When you are starting a business, where you get your money from has mostly to do with who is willing to give it to you. Most entrepreneurs just want to get funded, and often don't think through the ramifications of their funding source. Whomever gives you money is now in a relationship with you -- and it's important to know what hidden terms come along with that relationship so you're prepared for what happens once the check is in the bank.
Who can do it. Anyone whose product doesn't require a huge investment to get to a basic product. Most companies do a little bit of bootstrapping so they have something to show to potential customer and to possible investors.
The appeal. If you can start your company without taking outside capital, then you should. This is independence! The key is being able to get to revenue quickly. Or getting to a key proof point with your product that will give you momentum into your first funding round.
The hidden terms. Bootstrapping may prevent you from keeping up with market conditions. And it may wear you down -- a founder worried about paying the rent, who is skimping on everything, develops a scarcity mentality and can get exhausted. Not good for playing the long game.
Read more. The Basecamp (formerly 37Signals) team is passionate about bootstrapping and profiles lots of great companies on their blog. Read and be inspired.

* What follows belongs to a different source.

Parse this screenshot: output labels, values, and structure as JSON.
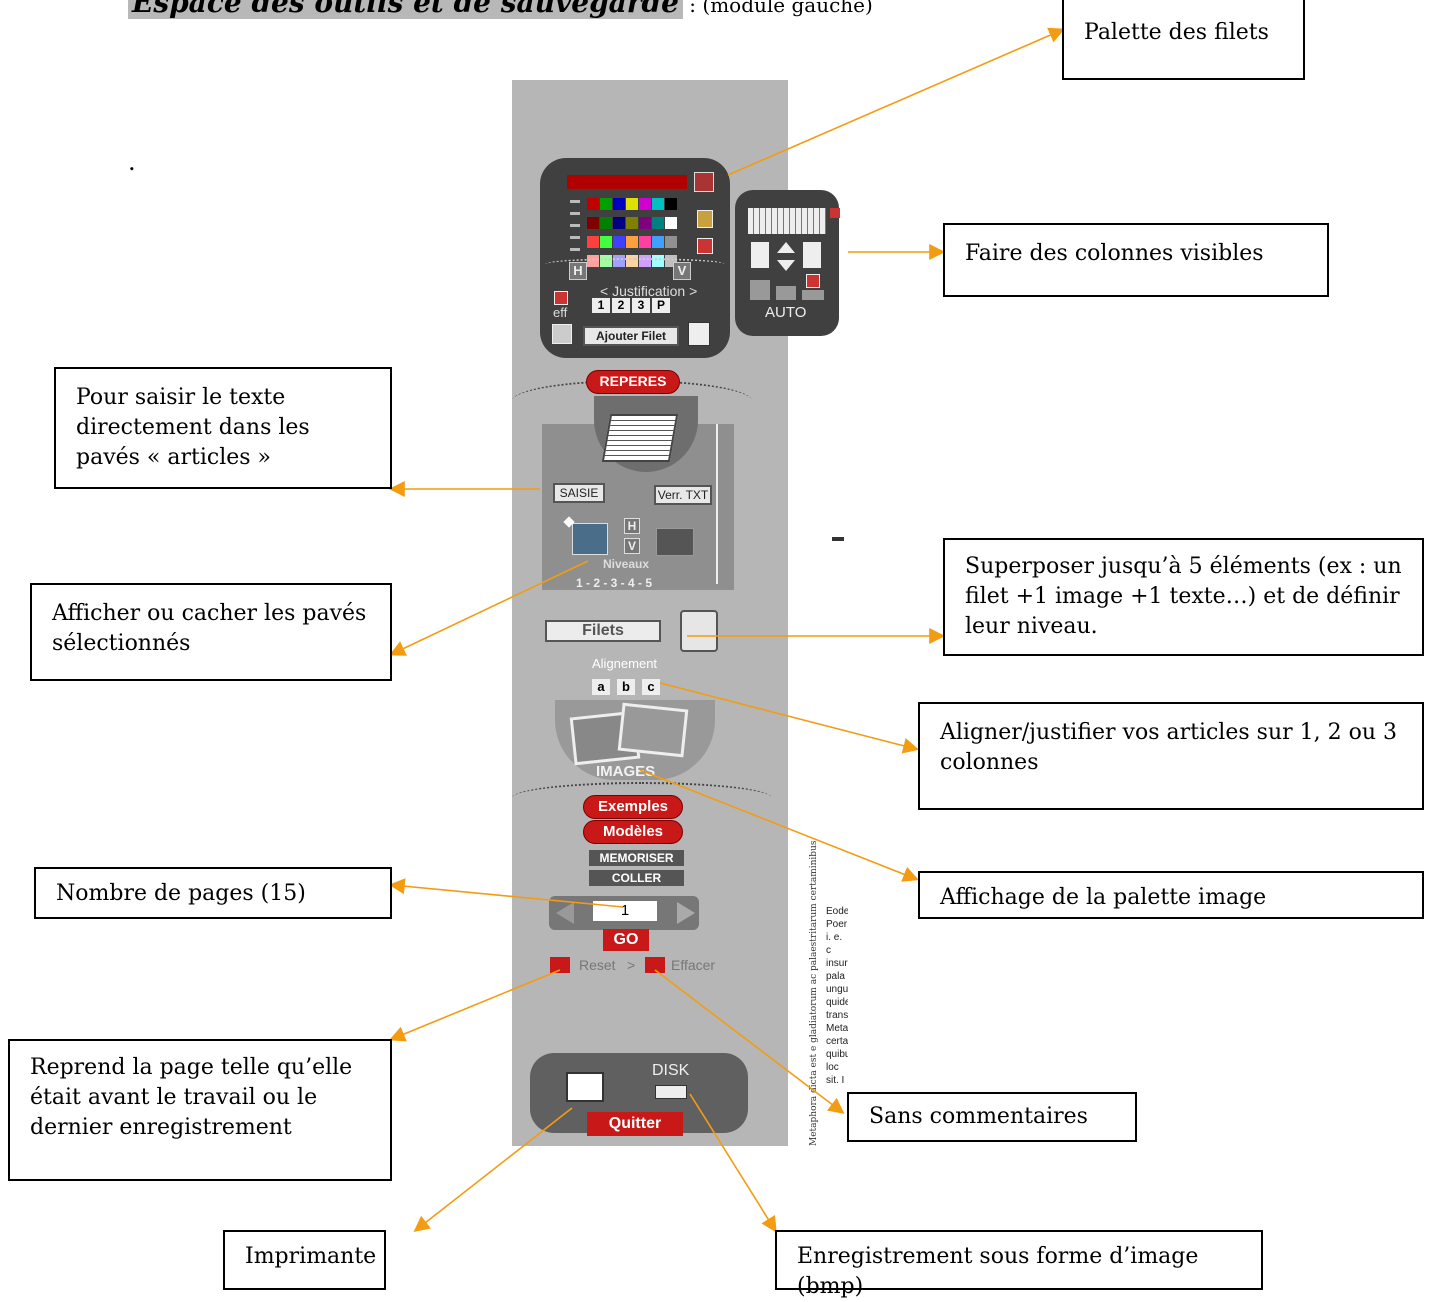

2) Small business bank loan.
Who can do it. Someone operating a traditional business with predictable cash flows, who is also willing to pony up a personal guarantee.
The appeal. Banks aren't going to want to weigh in on what your logo looks like. This is a financial transaction and your bank will stay out of your way as long as you make payments on time.
The hidden terms. Bank loans can be difficult to secure. Banks are not in the business of funding risky ventures; they are in the business of solving cash flow problems for sound, profitable companies. Because of the personal guarantee, for most entrepreneurs there is little difference between getting a bank loan and reaching into your own pocket, except the amount of paperwork required.
Read more. There's a lot out there about how banks want to finance small companies. I haven't run across any pre-revenue companies being able to secure bank financing that wasn't just a personal loan secured by personal collateral. The Small Business Administration has a lot of good information about its various loan programs.
3) Rewards crowdfunding..
Who can do it. Anyone wanting to make a product people want to buy or a media piece that people want to consume.
The appeal. Raise money from your future customers, without giving up any equity. Prove (to yourself and other possible investors) that there is a market for your product. Get early buzz.
The hidden terms. You actually have to ship them the exact product you promised exactly when you say you are going to. There's very little room to alter your game plan when you have 1,000 active Kickstarter or Indiegogo backers waiting to get their lime green arm warmers. So if you have a lot of unknowns in your plan, this may not be the right funding source for you. While backers know you are a startup and will have some patience with you, the public relations issue on your hands (not to mention possible legal problems) if you can't deliver will be huge. And career-damaging.
I'll be talking about equity crowdfunding in a later post.
4) Friends and family.
Who can do it. Anyone whose friends and family are willing to back her venture with equity or debt.
The appeal. This can be the easiest sort of financing (or in many cases the ONLY available financing) for non-tech small businesses and also for tech businesses as seed capital. Most new ventures, in fact, are financed by friends and family.
The hidden terms. It may be difficult to set up boundaries with family and friends about how involved they should be in the business and what your availability is to discuss it with them. Some F&F investors may be expecting to work in your company or otherwise be involved. Make sure these expectations are addressed upfront and you are all in agreement.
More significantly, if you lose money for your friends and family, the relationships can be permanently damaged. You will need to make sure that F&F equity investors can afford to lose 100% of the investment and that they are very clear on the risks. Also think through how you will feel if the investment is lost. Could you live with that? The reality is that 90% of startups fail. Make sure you are prepared for that outcome even as you plan and work towards success.
5) Angel investors.
Who can do it. An entrepreneur with a business concept that has the potential to achieve massive scale may be able to attract professional angel investment. Angel capital is generally available for either (1) innovative technology concepts with a huge potential market or (2) in rare cases, unique concepts in other categories such as retail, consumer product, restaurant or service industry.
The appeal. Backing by professional angels provides more than just capital -- angels can bring valuable coaching and network contacts to your company. If you can work with an experienced angel, it's usually a great move because it increases the chances that your venture will succeed.
The hidden terms. Not all angels are created equal -- do your due diligence! Some angels may not provide you with any help and may be looking for a quick exit. Others may disagree with your strategy and pull their support if you don't heed their advice. Talk to some other entrepreneurs who have worked with a particular angel before you close a deal. And remember that they are professional investors experienced at negotiating terms, so make sure you get legal advice.
As you talk to potential investors and partners -- banks, crowdfunding participants or angels -- be transparent and direct, and ask the same from them. Remember that these relationships, and your reputation, are the asset you will have going forward whether or not the company itself succeeds.